Her work has been exhibited both nationally and internationally in Cali es Cali at the Orange County Museum of Art, Carolyn Castaño: A Female Topography 2001-2017 at Loyola Marymount University’s Laband Art Gallery; We Must Risk Delight-Twenty Artists from Los Angeles at the Magazzino Di Sale; Phantom Sightings at LACMA and International Paper at the Hammer Museum.

Carolyn has taught in LBCC’s Visual Media Arts Department for close to eighteen years, starting off as an adjunct and now as Associate Professor in Painting and Drawing. When not teaching, Carolyn is in her studio, momming her two kids, or asking her husband Gary, “What are we having for dinner?”

Carolyn Castano. Los Farallones ( Diptych). 2019. Watercolor, gouache, acrylic, and ink on watercolor paper mounted on plexiglass. 102 x 134 in.

Carolyn Castano​. Valley of the Sun. 2019. Watercolor, gouache, acrylic, and ink on watercolor paper. 51.5 x 66.5 in.

Carolyn Castano​. Ventanas ( Desert). Watercolor, gouache, acrylic, and ink on watercolor paper mounted on wood panel. 51 x 60 in.

Coleen Sterritt

Professor, Sculpture/3-D Design Coordinator

Coleen Sterritt is a Los Angeles-based artist known primarily for her abstract, hybrid sculpture. Her work has been exhibited nationally and internationally and is held in public and private collections including the Museum of Contemporary Art, L.A., and the Los Angeles County Museum of Art. Named a John Simon Guggenheim Fellow in 2016, her other awards and fellowships include the National Endowment for the Arts, the J. Paul Getty Trust Fund for the Visual Arts /California Community Foundation, the Roswell Artist-in-Residence Program, Art Matters, Inc., and the City of Los Angeles Individual Artist (COLA) Fellowship.

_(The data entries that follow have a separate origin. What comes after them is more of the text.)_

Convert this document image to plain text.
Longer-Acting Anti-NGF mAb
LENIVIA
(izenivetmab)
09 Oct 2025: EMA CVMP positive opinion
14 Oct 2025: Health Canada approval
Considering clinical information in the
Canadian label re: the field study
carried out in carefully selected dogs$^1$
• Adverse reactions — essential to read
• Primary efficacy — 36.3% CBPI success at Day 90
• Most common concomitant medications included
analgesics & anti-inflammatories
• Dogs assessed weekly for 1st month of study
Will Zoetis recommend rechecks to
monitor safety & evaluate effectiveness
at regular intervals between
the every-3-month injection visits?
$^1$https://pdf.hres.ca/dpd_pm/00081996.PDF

In 2019 she has received the Outstanding Educator Award from the International Sculpture Center. Sterritt was born in Morris, Illinois. She received a BFA from the University of Illinois, Champaign-Urbana, and an MFA from Otis College of Art & Design, Los Angeles. Her teaching career began in 1983 and she’s been at LBCC since 1997.

Coleen Sterritt. Hands&Feet. 2020. Bamboo, rubber gloves, cardboard, duct tape, shellac. 20 x 13 x 11 in.

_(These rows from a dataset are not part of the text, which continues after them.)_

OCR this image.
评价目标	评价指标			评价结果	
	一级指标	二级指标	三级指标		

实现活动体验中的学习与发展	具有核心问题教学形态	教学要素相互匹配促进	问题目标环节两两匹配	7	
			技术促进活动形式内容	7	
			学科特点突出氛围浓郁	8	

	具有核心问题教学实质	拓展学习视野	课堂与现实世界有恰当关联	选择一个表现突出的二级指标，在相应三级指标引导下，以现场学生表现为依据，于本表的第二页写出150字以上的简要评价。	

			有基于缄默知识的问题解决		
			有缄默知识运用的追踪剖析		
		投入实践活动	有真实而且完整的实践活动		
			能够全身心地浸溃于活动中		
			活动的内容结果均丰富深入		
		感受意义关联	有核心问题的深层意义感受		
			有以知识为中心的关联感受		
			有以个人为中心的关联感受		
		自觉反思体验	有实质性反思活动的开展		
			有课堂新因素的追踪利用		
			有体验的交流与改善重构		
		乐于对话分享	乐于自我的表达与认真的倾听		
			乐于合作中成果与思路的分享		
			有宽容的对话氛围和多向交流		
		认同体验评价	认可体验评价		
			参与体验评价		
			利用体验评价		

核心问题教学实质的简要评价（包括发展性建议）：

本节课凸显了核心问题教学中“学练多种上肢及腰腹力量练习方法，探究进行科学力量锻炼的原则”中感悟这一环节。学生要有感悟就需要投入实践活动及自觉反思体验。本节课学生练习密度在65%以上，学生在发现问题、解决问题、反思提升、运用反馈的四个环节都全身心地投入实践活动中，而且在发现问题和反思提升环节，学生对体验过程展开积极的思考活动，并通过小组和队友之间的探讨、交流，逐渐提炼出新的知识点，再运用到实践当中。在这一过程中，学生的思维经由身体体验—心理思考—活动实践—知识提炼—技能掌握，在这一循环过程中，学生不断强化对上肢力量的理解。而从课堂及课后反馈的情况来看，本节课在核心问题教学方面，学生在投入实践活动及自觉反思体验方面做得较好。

Coleen Sterritt​. Lanky Cranky. 2109. Wood, rubber, plaster, plastic, fishing line, duct tape, paint.

Coleen Sterritt​. Rumble Tumble Love. 2018. Tumbleweed, found furniture, pain 84 x 36 x 56in.

Michelle Ohm

Michelle lives and works in Long Beach, with her husband, Matt, and their two wiener dogs Melon and Forest. She received her MFA from Otis College of Art and Design and has shown in multiple galleries in Los Angeles.

Artist Statement

For this series, I studied female characters in film and television that I found to be archetypes that I either aspired to be or already related to. I wanted to be Andie in The Goonies, felt insecure and vulnerable like Annette, tried to be a great best friend like Cyn in Working Girl, and been the good Jewish daughter like Rachel in Mad Men (except I can’t wear a hat as well as her). Pop culture has been a heavy influence in my life, and I study how representations of women in film and television create gender roles and stereotypes that are unattainable in real life.

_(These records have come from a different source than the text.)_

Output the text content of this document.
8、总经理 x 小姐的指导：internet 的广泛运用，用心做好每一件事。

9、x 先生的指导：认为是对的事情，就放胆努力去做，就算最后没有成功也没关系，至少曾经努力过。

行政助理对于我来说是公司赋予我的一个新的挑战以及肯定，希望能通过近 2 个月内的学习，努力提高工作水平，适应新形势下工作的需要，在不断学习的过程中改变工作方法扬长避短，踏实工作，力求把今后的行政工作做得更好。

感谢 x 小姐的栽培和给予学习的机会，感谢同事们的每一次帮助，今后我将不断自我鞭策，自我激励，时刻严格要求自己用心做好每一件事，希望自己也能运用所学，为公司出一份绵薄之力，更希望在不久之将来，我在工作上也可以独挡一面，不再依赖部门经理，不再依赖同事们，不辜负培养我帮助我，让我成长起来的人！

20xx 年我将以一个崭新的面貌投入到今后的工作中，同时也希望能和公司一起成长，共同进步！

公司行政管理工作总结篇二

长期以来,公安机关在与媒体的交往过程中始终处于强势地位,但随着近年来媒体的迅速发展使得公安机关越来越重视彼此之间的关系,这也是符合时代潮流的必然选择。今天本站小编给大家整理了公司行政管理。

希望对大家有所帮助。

Michelle Ohm. Annette from Saturday Night Fever. 2010. Watercolor on Paper. 22 x 30 in.

Michelle Ohm​. Cyn from Working Girl. 2010. Watercolor on paper. 22 x 30 in.

Michelle Ohm​. Rachel from Mad Men. 2010. Watercolor on paper. 22 x 30 in.

Sandra Low

During my undergrad and graduate studies, there was definitely a feeling of a boys’ club among my male peers. In grad school, almost every male tenured art faculty member had dated and married their students. Men outnumbered women 2 to 1 in my MFA class. If you wanted any respect, you couldn’t be seen as “weak.” I kept my mouth shut to a lot of a**-holery and drank a lot of whiskey trying to fit in. It didn’t work.

Sandra Low. My Hair Grows Dark Again. 2020. Ink & graphite on paper. 11.5 x 18 in.

Sandra Low​. Beep, Doot, Ding. 2020. Ink on paper. 13 x 16in.

Sandra Low​. Things Are Going Sideways. 2020. Graphite on paper. 11 x 15 in.